Entering Gladstone Gallery in New York, artist Wangechi Mutu’s surreal, serpentine sculptures greet the viewer with a mixture of minimalist, elegant beauty and unnerving, otherworldly poise, somewhere between lyrical, classical sculpture and the surreal forms of H.R. Giger. Drawing upon her sculptural practice, a core aspect of her work, this installation brings to life otherworldly alternatives to the systemic modes of representation portrayed throughout global traditions in art. Through an incisive re-examination of relations between the body, the natural world, and social forces, the works in this exhibition represent a new kind of hybridized humanity and iconography through the artist’s intuitive and forward-thinking eye.
Mutu’s work has long pulled at the threads of representation, creating powerful, evocative transpositions of the body, and bringing up equally powerful critiques of the modes of depiction, the materials used, and the media environment in which images circulate.
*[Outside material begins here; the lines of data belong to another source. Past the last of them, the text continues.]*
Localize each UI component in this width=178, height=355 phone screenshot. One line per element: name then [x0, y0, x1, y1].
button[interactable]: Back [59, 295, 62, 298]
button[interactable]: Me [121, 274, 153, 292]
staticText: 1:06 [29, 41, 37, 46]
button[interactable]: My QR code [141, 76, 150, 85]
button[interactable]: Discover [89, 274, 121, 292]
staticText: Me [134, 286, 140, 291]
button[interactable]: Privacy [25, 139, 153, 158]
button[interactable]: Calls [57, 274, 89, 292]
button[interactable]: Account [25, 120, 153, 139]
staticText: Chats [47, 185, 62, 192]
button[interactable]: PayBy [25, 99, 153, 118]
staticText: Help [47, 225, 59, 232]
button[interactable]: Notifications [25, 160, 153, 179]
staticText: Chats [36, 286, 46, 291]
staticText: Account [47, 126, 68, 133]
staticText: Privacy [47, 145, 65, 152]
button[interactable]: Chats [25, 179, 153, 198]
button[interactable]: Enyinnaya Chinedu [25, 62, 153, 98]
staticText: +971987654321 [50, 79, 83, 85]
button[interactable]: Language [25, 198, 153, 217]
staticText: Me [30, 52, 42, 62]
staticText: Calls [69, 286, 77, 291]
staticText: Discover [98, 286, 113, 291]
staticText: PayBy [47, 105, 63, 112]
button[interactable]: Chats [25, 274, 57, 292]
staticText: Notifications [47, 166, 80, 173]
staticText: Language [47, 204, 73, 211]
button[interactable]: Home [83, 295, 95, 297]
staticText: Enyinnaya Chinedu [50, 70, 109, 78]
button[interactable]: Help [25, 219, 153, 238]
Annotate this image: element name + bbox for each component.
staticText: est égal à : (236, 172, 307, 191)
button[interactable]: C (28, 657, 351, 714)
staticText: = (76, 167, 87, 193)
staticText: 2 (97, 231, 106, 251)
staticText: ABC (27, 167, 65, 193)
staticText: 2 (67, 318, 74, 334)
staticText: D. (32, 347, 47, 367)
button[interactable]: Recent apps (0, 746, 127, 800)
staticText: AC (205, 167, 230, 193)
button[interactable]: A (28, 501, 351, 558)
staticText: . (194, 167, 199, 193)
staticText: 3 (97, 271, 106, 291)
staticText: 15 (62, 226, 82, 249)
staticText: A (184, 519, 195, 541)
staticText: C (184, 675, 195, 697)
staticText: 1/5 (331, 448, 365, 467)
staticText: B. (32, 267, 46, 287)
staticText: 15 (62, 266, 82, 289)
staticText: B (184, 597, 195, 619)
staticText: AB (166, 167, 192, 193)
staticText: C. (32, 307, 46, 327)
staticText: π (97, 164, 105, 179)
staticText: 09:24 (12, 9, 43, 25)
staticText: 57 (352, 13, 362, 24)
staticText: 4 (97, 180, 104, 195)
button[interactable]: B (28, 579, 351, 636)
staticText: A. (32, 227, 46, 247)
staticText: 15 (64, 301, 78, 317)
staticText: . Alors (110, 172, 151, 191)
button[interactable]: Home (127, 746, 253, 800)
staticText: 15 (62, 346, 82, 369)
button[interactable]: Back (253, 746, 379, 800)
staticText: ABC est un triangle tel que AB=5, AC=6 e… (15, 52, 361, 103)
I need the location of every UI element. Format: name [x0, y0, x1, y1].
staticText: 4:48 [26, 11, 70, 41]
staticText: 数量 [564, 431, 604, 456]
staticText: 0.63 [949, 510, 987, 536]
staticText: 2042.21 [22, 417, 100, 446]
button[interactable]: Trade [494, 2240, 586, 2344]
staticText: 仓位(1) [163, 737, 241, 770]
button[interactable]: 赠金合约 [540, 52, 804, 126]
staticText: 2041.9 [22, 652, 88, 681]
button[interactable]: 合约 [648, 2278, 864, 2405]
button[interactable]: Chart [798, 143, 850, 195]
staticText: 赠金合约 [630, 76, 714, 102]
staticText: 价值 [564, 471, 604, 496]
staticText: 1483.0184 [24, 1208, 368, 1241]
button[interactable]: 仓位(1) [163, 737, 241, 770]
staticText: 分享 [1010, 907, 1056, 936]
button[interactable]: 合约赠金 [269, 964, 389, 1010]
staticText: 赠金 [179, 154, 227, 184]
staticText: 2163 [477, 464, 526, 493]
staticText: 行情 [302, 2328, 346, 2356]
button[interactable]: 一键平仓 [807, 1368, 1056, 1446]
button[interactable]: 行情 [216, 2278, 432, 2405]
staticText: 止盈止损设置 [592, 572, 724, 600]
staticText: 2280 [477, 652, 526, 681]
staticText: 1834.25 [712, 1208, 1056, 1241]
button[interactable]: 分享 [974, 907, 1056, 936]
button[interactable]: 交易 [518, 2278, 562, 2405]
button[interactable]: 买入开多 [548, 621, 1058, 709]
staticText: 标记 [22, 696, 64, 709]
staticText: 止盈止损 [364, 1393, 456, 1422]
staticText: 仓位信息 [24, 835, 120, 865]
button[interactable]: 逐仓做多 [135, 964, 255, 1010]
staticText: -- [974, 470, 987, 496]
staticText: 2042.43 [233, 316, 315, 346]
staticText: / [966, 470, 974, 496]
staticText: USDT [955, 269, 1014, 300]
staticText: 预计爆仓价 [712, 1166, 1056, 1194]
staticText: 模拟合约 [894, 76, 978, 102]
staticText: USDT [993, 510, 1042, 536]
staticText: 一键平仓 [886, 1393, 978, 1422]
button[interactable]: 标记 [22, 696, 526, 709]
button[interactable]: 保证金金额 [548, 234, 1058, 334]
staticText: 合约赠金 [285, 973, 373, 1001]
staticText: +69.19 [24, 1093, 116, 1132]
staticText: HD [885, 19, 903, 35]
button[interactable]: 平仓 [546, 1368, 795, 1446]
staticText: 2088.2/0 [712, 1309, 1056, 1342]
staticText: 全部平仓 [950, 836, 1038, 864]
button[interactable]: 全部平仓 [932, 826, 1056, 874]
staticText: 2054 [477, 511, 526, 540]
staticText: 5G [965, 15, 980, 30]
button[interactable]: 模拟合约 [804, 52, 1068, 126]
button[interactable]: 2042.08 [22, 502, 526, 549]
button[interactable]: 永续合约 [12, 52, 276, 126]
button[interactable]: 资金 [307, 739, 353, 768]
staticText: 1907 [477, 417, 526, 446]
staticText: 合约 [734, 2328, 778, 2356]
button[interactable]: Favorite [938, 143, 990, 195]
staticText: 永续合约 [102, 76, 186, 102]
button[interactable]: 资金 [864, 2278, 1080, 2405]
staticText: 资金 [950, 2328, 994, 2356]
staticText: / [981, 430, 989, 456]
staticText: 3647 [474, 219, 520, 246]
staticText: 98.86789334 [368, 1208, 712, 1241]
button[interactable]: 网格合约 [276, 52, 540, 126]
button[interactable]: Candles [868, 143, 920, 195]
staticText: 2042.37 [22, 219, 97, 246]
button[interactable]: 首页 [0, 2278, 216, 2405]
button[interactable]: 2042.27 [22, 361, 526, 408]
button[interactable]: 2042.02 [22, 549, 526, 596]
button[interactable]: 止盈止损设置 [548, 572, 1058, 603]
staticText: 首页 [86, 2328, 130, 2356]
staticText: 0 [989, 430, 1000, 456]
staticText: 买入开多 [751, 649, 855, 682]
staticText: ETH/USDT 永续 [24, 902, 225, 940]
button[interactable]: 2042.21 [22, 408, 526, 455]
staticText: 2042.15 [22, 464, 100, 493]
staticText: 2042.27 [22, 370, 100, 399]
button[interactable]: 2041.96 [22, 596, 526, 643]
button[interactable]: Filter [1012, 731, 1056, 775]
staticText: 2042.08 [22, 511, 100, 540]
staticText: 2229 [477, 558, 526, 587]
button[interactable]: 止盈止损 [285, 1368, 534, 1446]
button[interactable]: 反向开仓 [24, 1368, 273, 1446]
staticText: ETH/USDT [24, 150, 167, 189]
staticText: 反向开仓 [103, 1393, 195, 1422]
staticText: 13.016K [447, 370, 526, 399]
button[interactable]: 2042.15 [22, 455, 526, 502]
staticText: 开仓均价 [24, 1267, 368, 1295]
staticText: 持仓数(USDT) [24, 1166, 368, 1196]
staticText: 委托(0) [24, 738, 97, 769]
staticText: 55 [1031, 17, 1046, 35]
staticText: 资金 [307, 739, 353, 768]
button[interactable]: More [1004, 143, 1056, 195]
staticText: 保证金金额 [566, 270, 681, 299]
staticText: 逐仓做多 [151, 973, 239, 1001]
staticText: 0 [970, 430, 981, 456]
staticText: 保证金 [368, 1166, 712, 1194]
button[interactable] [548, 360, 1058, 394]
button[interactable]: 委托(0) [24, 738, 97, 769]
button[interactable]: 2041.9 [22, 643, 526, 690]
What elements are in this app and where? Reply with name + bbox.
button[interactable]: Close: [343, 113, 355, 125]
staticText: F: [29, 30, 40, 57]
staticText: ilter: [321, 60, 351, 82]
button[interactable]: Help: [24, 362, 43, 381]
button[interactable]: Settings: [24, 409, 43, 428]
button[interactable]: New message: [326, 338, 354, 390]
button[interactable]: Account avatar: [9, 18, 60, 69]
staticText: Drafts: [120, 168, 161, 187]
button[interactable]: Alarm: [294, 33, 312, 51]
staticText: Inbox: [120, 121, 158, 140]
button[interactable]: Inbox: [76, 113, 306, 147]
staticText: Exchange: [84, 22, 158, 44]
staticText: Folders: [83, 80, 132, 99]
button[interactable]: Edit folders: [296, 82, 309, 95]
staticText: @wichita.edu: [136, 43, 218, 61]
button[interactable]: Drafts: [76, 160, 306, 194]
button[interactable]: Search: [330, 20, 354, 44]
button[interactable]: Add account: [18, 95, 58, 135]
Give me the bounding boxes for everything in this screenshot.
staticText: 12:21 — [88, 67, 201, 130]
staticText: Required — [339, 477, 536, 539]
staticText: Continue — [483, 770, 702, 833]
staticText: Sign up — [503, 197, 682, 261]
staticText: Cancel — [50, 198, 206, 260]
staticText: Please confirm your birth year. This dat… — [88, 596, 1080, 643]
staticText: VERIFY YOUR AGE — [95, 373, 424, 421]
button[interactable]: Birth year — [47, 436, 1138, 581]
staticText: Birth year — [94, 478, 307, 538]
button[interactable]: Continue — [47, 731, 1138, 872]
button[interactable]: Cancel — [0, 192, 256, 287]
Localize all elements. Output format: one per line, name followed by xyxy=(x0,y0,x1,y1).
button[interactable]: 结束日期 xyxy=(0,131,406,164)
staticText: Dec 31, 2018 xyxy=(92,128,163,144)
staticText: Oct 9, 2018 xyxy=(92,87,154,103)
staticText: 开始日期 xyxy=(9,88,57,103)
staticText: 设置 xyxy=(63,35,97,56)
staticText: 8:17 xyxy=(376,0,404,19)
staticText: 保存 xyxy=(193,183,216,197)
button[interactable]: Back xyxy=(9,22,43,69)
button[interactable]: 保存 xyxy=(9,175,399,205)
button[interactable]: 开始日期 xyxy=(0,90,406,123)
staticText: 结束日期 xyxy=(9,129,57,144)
Deeply rooted in art history, Mutu excavates the modes of representation throughout recorded time to arrive at new forms of womanhood with an eye towards an undiscovered future.
For this series of bronzes, the artist takes her work to the next step. The pieces exude grace and mystery, exuding a palpable energy and grave, both through their postures and their dense materiality. In Crocodylus, a human figure is perched on top of a gigantic reptile. Her legs tuck neatly under her own body and are embedded in the animal’s abdomen, giving the crocodile additional equilibrium. The rider harnesses the animal’s strength with her hands inside its enormous jaws, unafraid and unconcerned of its pattern of sharp teeth, mirrored in her own mouth. Both the woman and the crocodile are wrapped in a stylized exoskeleton with unbroken lines running all the way up and down each of their bodies blending where one begins and the other ends.
A similar combination of human, hero and animal is portrayed in Mutu’s monumental work, MamaRay. This remarkable twelve feet wide, partly human, as well as part Manta ray, represents a chimeric relationship with power, poise, and dynamism. MamaRay’s body envelops and emerges from the space around her, demonstrating a harmony of balance and strength, as well as a tenderness encapsulated by the sheer force of nature, while employing similar techniques in her earliest painting-collages and assemblage works, which critique the power of unequal representation that regulate the aesthetic and symbolic status of the gendered and racialized body.
Driving at unique modes of presentation and representation, Mutu’s work is an ambitious and engaging new wrinkle in already expressive and incisive body of work.